Which clubs and balls work the best? I need some professional ones since mine are not really good. They are also worn out. Any suggesstions?


----------



## RYANNNNN (Mar 26, 2006)

I'm a dedicated callaway user, as for balls, proV1's are good.


----------



## BigL (Mar 26, 2006)

For clubs i like a lot. I have a good set of nike irons that i like using a lot. As for the balls i agree with ryan, pro v1s are good.


----------



## stratocastor (Mar 27, 2006)

I really enjoy my Golden Bear clubs, they work really well for me and I am a big fan of the original Bear who they were made in the image of. 

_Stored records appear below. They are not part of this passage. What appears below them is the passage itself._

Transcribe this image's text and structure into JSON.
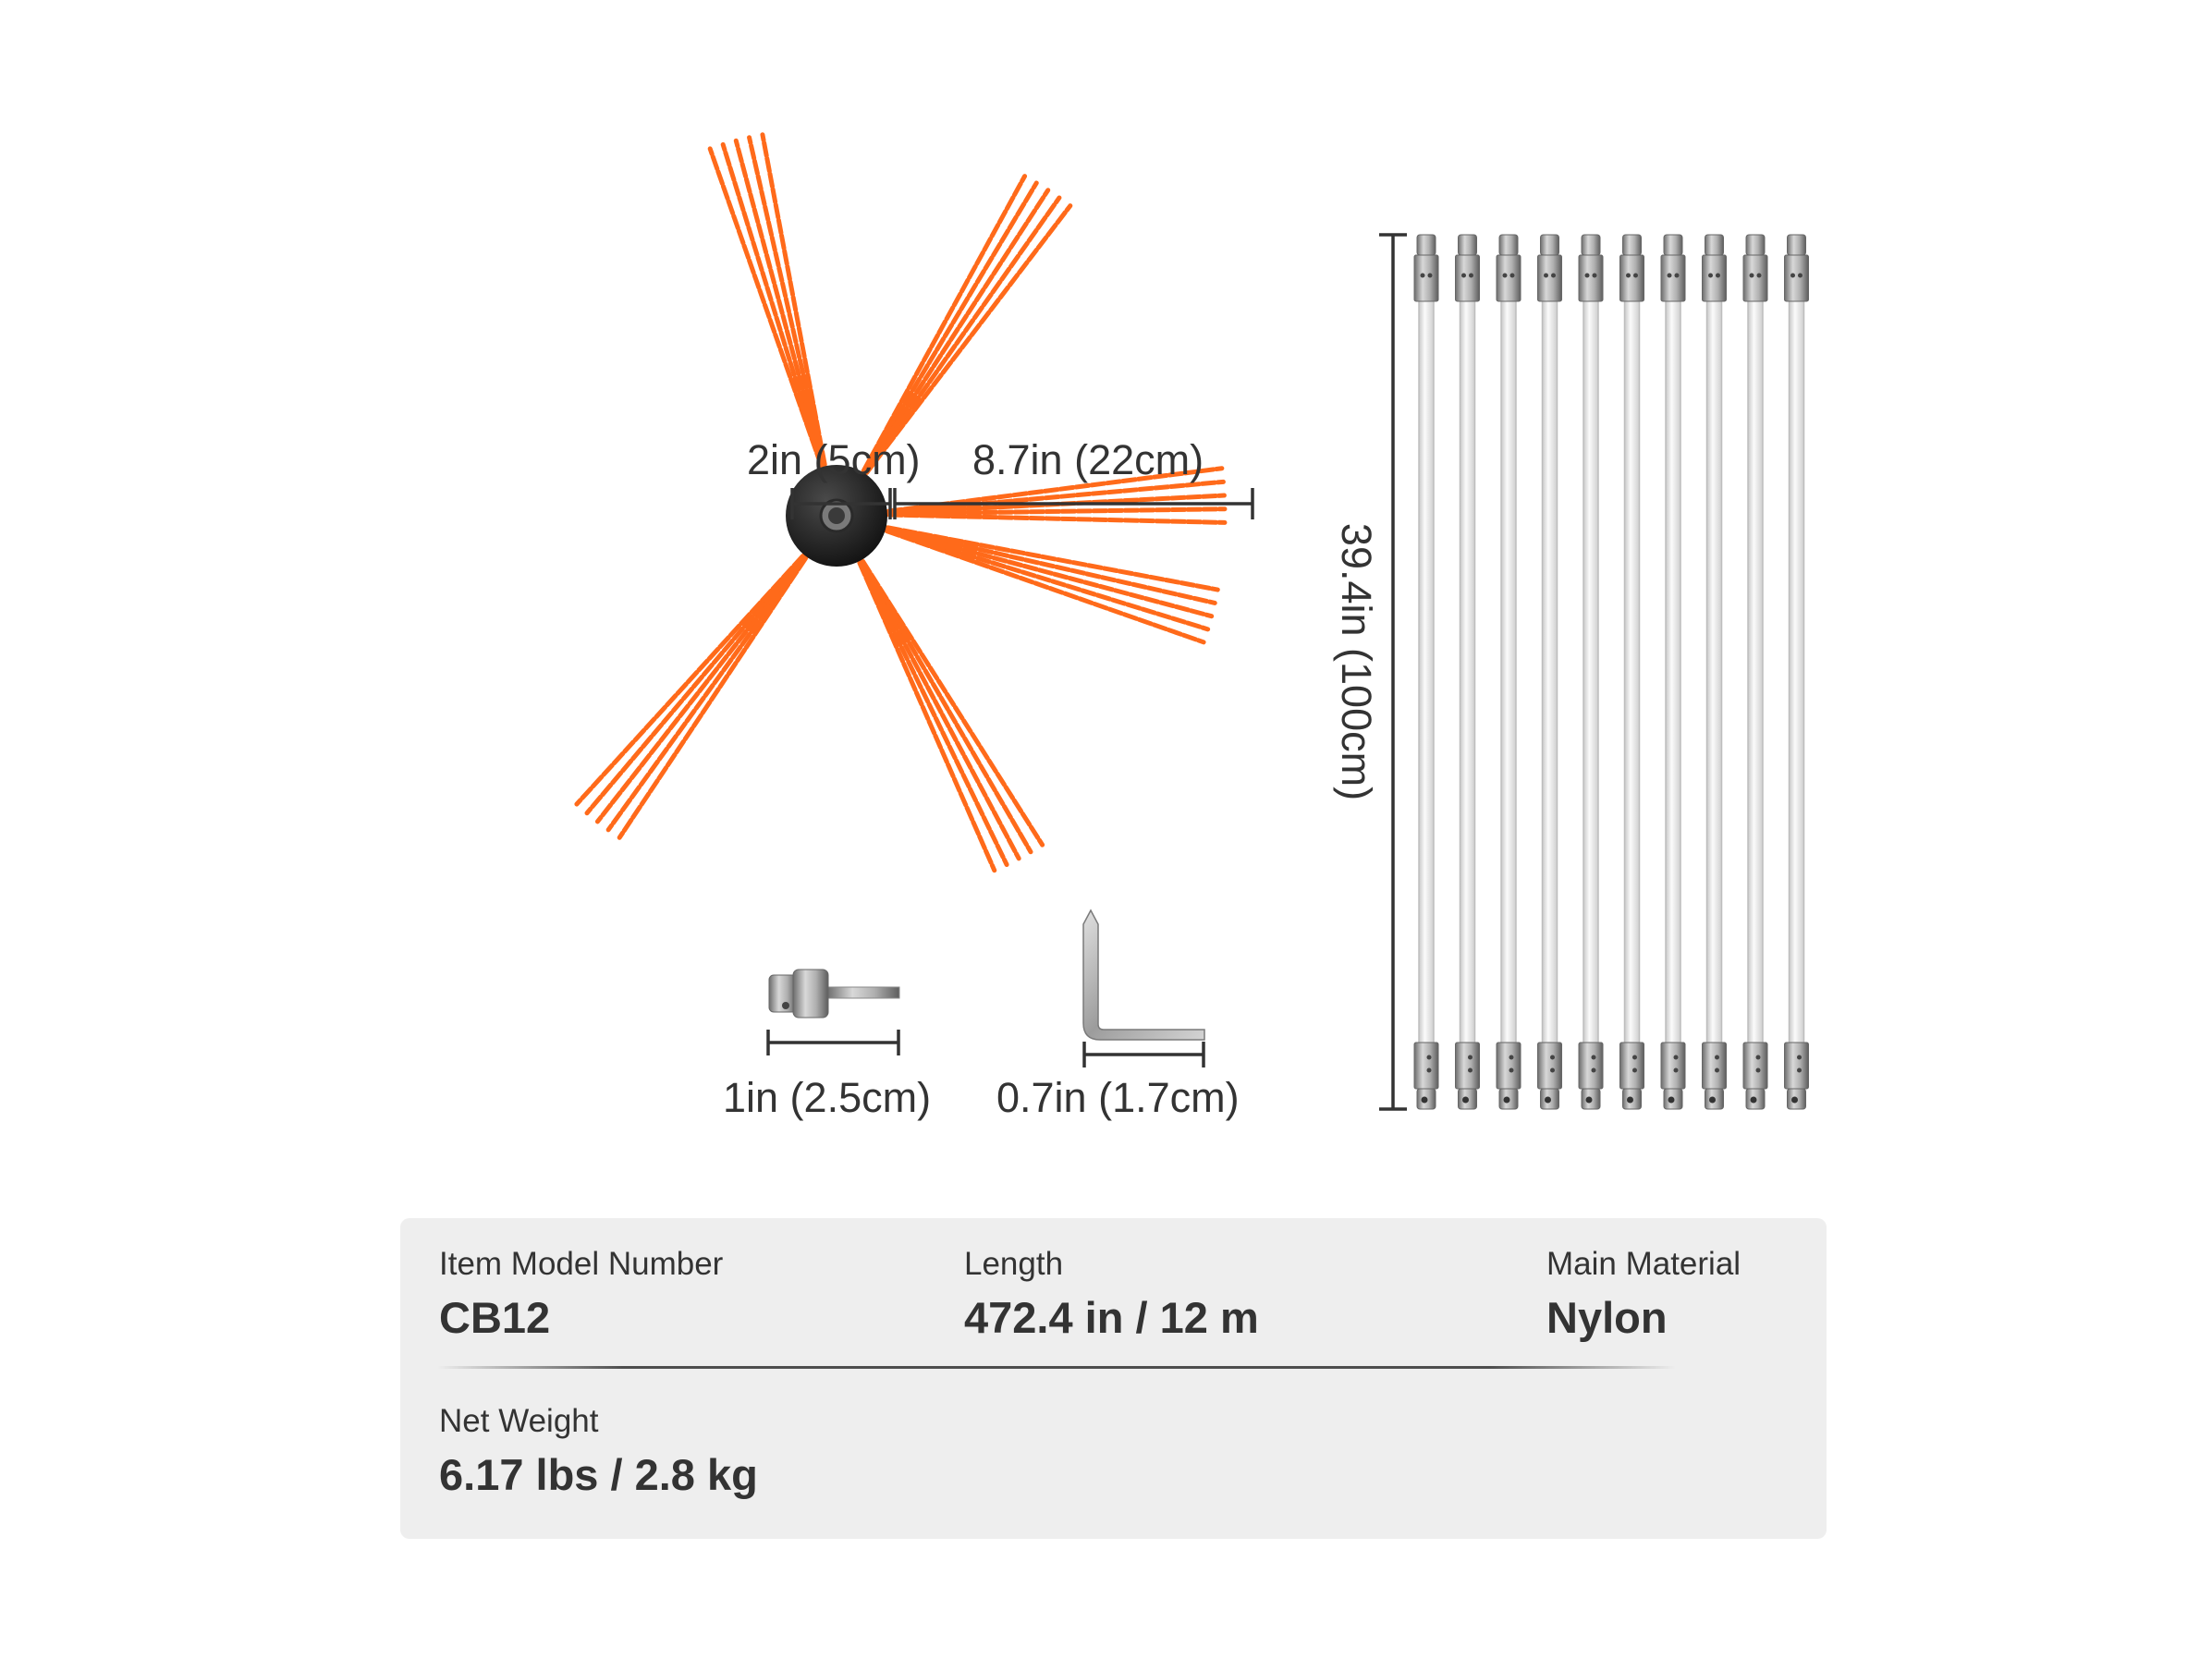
{
  "dimensions": {
    "hub_diameter": "2in (5cm)",
    "bristle_length": "8.7in (22cm)",
    "rod_length": "39.4in (100cm)",
    "adapter_length": "1in (2.5cm)",
    "wrench_length": "0.7in (1.7cm)"
  },
  "product": {
    "bristle_arm_count": 6,
    "rod_count": 10
  },
  "specs": {
    "model_label": "Item Model Number",
    "model_value": "CB12",
    "length_label": "Length",
    "length_value": "472.4 in / 12 m",
    "material_label": "Main Material",
    "material_value": "Nylon",
    "weight_label": "Net Weight",
    "weight_value": "6.17 lbs / 2.8 kg"
  },
  "colors": {
    "bristle": "#ff6a1a",
    "hub": "#1e1e1e",
    "rod": "#f0f0f0",
    "metal": "#9a9a9a",
    "text": "#333333",
    "card": "#eeeeee"
  }
}
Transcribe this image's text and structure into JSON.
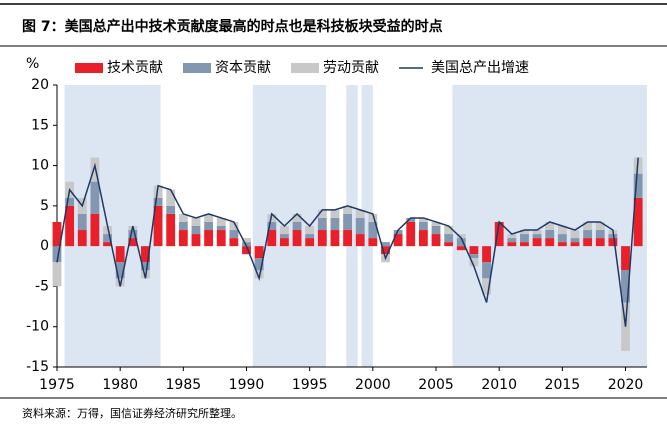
{
  "chart_data": {
    "type": "stacked_bar_line",
    "title": "图 7：美国总产出中技术贡献度最高的时点也是科技板块受益的时点",
    "y_label": "%",
    "source": "资料来源：万得，国信证券经济研究所整理。",
    "x": [
      1975,
      1976,
      1977,
      1978,
      1979,
      1980,
      1981,
      1982,
      1983,
      1984,
      1985,
      1986,
      1987,
      1988,
      1989,
      1990,
      1991,
      1992,
      1993,
      1994,
      1995,
      1996,
      1997,
      1998,
      1999,
      2000,
      2001,
      2002,
      2003,
      2004,
      2005,
      2006,
      2007,
      2008,
      2009,
      2010,
      2011,
      2012,
      2013,
      2014,
      2015,
      2016,
      2017,
      2018,
      2019,
      2020,
      2021
    ],
    "series": [
      {
        "name": "技术贡献",
        "color": "#e8202a",
        "kind": "bar",
        "values": [
          3,
          5,
          2,
          4,
          0.5,
          -2,
          1,
          -2,
          5,
          4,
          2,
          1.5,
          2,
          2,
          1,
          -1,
          -1.5,
          2,
          1,
          2,
          1,
          2,
          2,
          2,
          1.5,
          1,
          -1,
          1.5,
          3,
          2,
          1.5,
          0.5,
          -0.5,
          -1,
          -2,
          3,
          0.5,
          0.5,
          1,
          1,
          0.5,
          0.5,
          1,
          1,
          1,
          -3,
          6
        ]
      },
      {
        "name": "资本贡献",
        "color": "#8497b0",
        "kind": "bar",
        "values": [
          -2,
          1,
          2,
          4,
          1,
          -2,
          1,
          -1,
          1,
          1,
          1,
          1,
          1,
          0.5,
          1,
          0.5,
          -1.5,
          1,
          0.5,
          1,
          0.5,
          1.5,
          1.5,
          2,
          2,
          2,
          0.5,
          0.5,
          0.5,
          1,
          1,
          1,
          1,
          -0.5,
          -2,
          0,
          0.5,
          1,
          0.5,
          1,
          1,
          0.5,
          1,
          1,
          0.5,
          -4,
          3
        ]
      },
      {
        "name": "劳动贡献",
        "color": "#c8c8c8",
        "kind": "bar",
        "values": [
          -3,
          2,
          2,
          3,
          1,
          -1,
          0.5,
          -1,
          1.5,
          2,
          1,
          1,
          1,
          1,
          1,
          0.5,
          -1,
          1,
          1,
          1,
          1,
          1,
          1,
          1,
          1,
          1,
          -1,
          0,
          0,
          0.5,
          0.5,
          1,
          0.5,
          -1,
          -2,
          0,
          0.5,
          0.5,
          0.5,
          1,
          1,
          1,
          1,
          1,
          0.5,
          -6,
          2
        ]
      },
      {
        "name": "美国总产出增速",
        "color": "#1f3864",
        "kind": "line",
        "values": [
          -2,
          7,
          5,
          10,
          2.5,
          -5,
          2.5,
          -4,
          7.5,
          7,
          4,
          3.5,
          4,
          3.5,
          3,
          0,
          -4,
          4,
          2.5,
          4,
          2.5,
          4.5,
          4.5,
          5,
          4.5,
          4,
          -1.5,
          2,
          3.5,
          3.5,
          3,
          2.5,
          1,
          -2.5,
          -7,
          3,
          1.5,
          2,
          2,
          3,
          2.5,
          2,
          3,
          3,
          2,
          -10,
          11
        ]
      }
    ],
    "shaded_periods": [
      [
        1975.6,
        1983.2
      ],
      [
        1990.5,
        1996.3
      ],
      [
        1997.9,
        1998.8
      ],
      [
        1999.1,
        2000.0
      ],
      [
        2006.3,
        2021.7
      ]
    ],
    "shade_color": "#dce6f2",
    "xlim": [
      1975,
      2021.7
    ],
    "xticks": [
      1975,
      1980,
      1985,
      1990,
      1995,
      2000,
      2005,
      2010,
      2015,
      2020
    ],
    "ylim": [
      -15,
      20
    ],
    "yticks": [
      -15,
      -10,
      -5,
      0,
      5,
      10,
      15,
      20
    ]
  }
}
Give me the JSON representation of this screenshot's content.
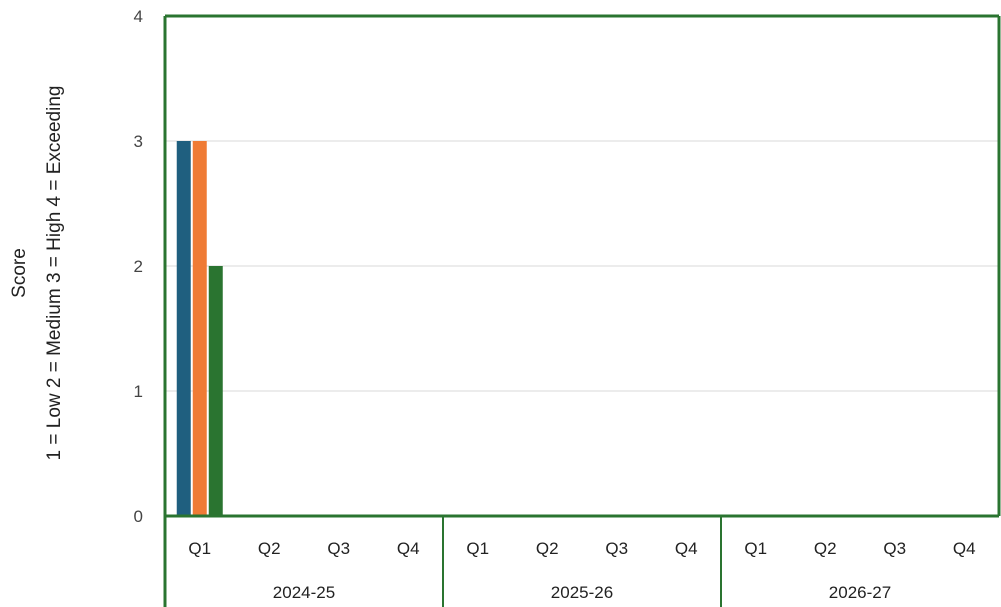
{
  "chart_data": {
    "type": "bar",
    "title": "",
    "ylabel_lines": [
      "Score",
      "1 = Low   2 = Medium   3 = High 4 = Exceeding"
    ],
    "ylim": [
      0,
      4
    ],
    "yticks": [
      "0",
      "1",
      "2",
      "3",
      "4"
    ],
    "groups": [
      {
        "label": "2024-25",
        "quarters": [
          "Q1",
          "Q2",
          "Q3",
          "Q4"
        ]
      },
      {
        "label": "2025-26",
        "quarters": [
          "Q1",
          "Q2",
          "Q3",
          "Q4"
        ]
      },
      {
        "label": "2026-27",
        "quarters": [
          "Q1",
          "Q2",
          "Q3",
          "Q4"
        ]
      }
    ],
    "series": [
      {
        "color": "#1f5f7f",
        "values": [
          3,
          null,
          null,
          null,
          null,
          null,
          null,
          null,
          null,
          null,
          null,
          null
        ]
      },
      {
        "color": "#ef7b35",
        "values": [
          3,
          null,
          null,
          null,
          null,
          null,
          null,
          null,
          null,
          null,
          null,
          null
        ]
      },
      {
        "color": "#2a7430",
        "values": [
          2,
          null,
          null,
          null,
          null,
          null,
          null,
          null,
          null,
          null,
          null,
          null
        ]
      }
    ],
    "grid": true,
    "legend": "none",
    "frame_color": "#2a7430",
    "gridline_color": "#d9d9d9"
  }
}
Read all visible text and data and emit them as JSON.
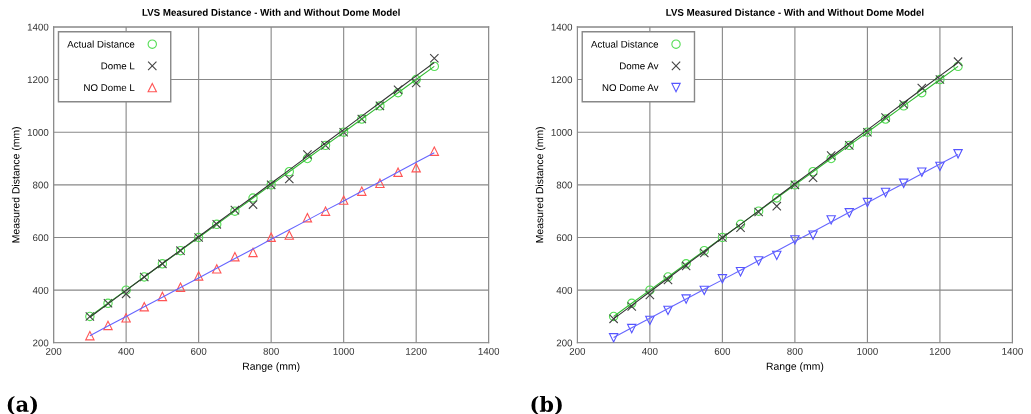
{
  "chart_data": [
    {
      "type": "scatter",
      "title": "LVS Measured Distance - With and Without Dome Model",
      "xlabel": "Range (mm)",
      "ylabel": "Measured Distance (mm)",
      "annotations": [
        "(a)"
      ],
      "x": [
        300,
        350,
        400,
        450,
        500,
        550,
        600,
        650,
        700,
        750,
        800,
        850,
        900,
        950,
        1000,
        1050,
        1100,
        1150,
        1200,
        1250
      ],
      "series": [
        {
          "name": "Actual Distance",
          "color": "#55dd55",
          "marker": "circle",
          "values": [
            300,
            350,
            400,
            450,
            500,
            550,
            600,
            650,
            700,
            750,
            800,
            850,
            900,
            950,
            1000,
            1050,
            1100,
            1150,
            1200,
            1250
          ]
        },
        {
          "name": "Dome L",
          "color": "#444444",
          "marker": "cross",
          "values": [
            300,
            350,
            386,
            450,
            500,
            550,
            600,
            650,
            704,
            725,
            800,
            822,
            915,
            950,
            1000,
            1050,
            1100,
            1161,
            1187,
            1281
          ]
        },
        {
          "name": "NO Dome L",
          "color": "#ff5555",
          "marker": "triangle",
          "values": [
            227,
            266,
            295,
            337,
            376,
            411,
            454,
            481,
            527,
            543,
            601,
            609,
            675,
            700,
            742,
            776,
            806,
            848,
            865,
            928
          ]
        },
        {
          "type": "line",
          "color": "#33bb33",
          "marker": "none",
          "values": [
            300,
            350,
            400,
            450,
            500,
            550,
            600,
            650,
            700,
            750,
            800,
            850,
            900,
            950,
            1000,
            1050,
            1100,
            1150,
            1200,
            1250
          ]
        },
        {
          "type": "line",
          "color": "#333333",
          "marker": "none",
          "values": [
            297,
            348,
            399,
            450,
            501,
            552,
            603,
            654,
            705,
            755,
            806,
            857,
            908,
            959,
            1010,
            1061,
            1112,
            1163,
            1214,
            1265
          ]
        },
        {
          "type": "line",
          "color": "#6666ff",
          "marker": "none",
          "values": [
            227,
            264,
            300,
            337,
            373,
            410,
            446,
            483,
            520,
            556,
            593,
            629,
            666,
            703,
            739,
            776,
            812,
            849,
            886,
            922
          ]
        }
      ],
      "xlim": [
        200,
        1400
      ],
      "ylim": [
        200,
        1400
      ],
      "xticks": [
        200,
        400,
        600,
        800,
        1000,
        1200,
        1400
      ],
      "yticks": [
        200,
        400,
        600,
        800,
        1000,
        1200,
        1400
      ],
      "grid": true,
      "legend": "top left"
    },
    {
      "type": "scatter",
      "title": "LVS Measured Distance - With and Without Dome Model",
      "xlabel": "Range (mm)",
      "ylabel": "Measured Distance (mm)",
      "annotations": [
        "(b)"
      ],
      "x": [
        300,
        350,
        400,
        450,
        500,
        550,
        600,
        650,
        700,
        750,
        800,
        850,
        900,
        950,
        1000,
        1050,
        1100,
        1150,
        1200,
        1250
      ],
      "series": [
        {
          "name": "Actual Distance",
          "color": "#55dd55",
          "marker": "circle",
          "values": [
            300,
            350,
            400,
            450,
            500,
            550,
            600,
            650,
            700,
            750,
            800,
            850,
            900,
            950,
            1000,
            1050,
            1100,
            1150,
            1200,
            1250
          ]
        },
        {
          "name": "Dome Av",
          "color": "#444444",
          "marker": "cross",
          "values": [
            291,
            338,
            382,
            439,
            492,
            541,
            600,
            637,
            697,
            719,
            800,
            827,
            911,
            950,
            1000,
            1056,
            1106,
            1168,
            1200,
            1268
          ]
        },
        {
          "name": "NO Dome Av",
          "color": "#5555ff",
          "marker": "triangle_down",
          "values": [
            219,
            254,
            285,
            323,
            366,
            399,
            443,
            470,
            511,
            532,
            591,
            609,
            667,
            694,
            733,
            771,
            806,
            848,
            870,
            918
          ]
        },
        {
          "type": "line",
          "color": "#33bb33",
          "marker": "none",
          "values": [
            300,
            350,
            400,
            450,
            500,
            550,
            600,
            650,
            700,
            750,
            800,
            850,
            900,
            950,
            1000,
            1050,
            1100,
            1150,
            1200,
            1250
          ]
        },
        {
          "type": "line",
          "color": "#333333",
          "marker": "none",
          "values": [
            291,
            342,
            394,
            445,
            496,
            547,
            599,
            650,
            701,
            753,
            804,
            855,
            906,
            958,
            1009,
            1060,
            1112,
            1163,
            1214,
            1265
          ]
        },
        {
          "type": "line",
          "color": "#6666ff",
          "marker": "none",
          "values": [
            220,
            257,
            293,
            330,
            366,
            403,
            439,
            476,
            513,
            549,
            586,
            622,
            659,
            696,
            732,
            769,
            805,
            842,
            879,
            915
          ]
        }
      ],
      "xlim": [
        200,
        1400
      ],
      "ylim": [
        200,
        1400
      ],
      "xticks": [
        200,
        400,
        600,
        800,
        1000,
        1200,
        1400
      ],
      "yticks": [
        200,
        400,
        600,
        800,
        1000,
        1200,
        1400
      ],
      "grid": true,
      "legend": "top left"
    }
  ]
}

As for balls, I have always found that the expensive Nike balls work best, atleast for me. Juts don't lose too money as they cost a bundle.


----------



## RYANNNNN (Mar 26, 2006)

If you do become a great golfer if you already are I suggest purchasing expensive balls because they *DO* increase the quality of your game, and you'll also leave the course feeling much happier then usual.


----------



## Bigbertha (Mar 28, 2006)

I used to buy good balls but since mine always go into the woods or the water, it usually ends up being a big waste of money.


----------



## GolfLine (Mar 28, 2006)

If you're starting out don't worry too much about stuff you can lose like balls, but I dont see any reason not to get the best equipment. Try callaway, I've heard good things and like them myself.


----------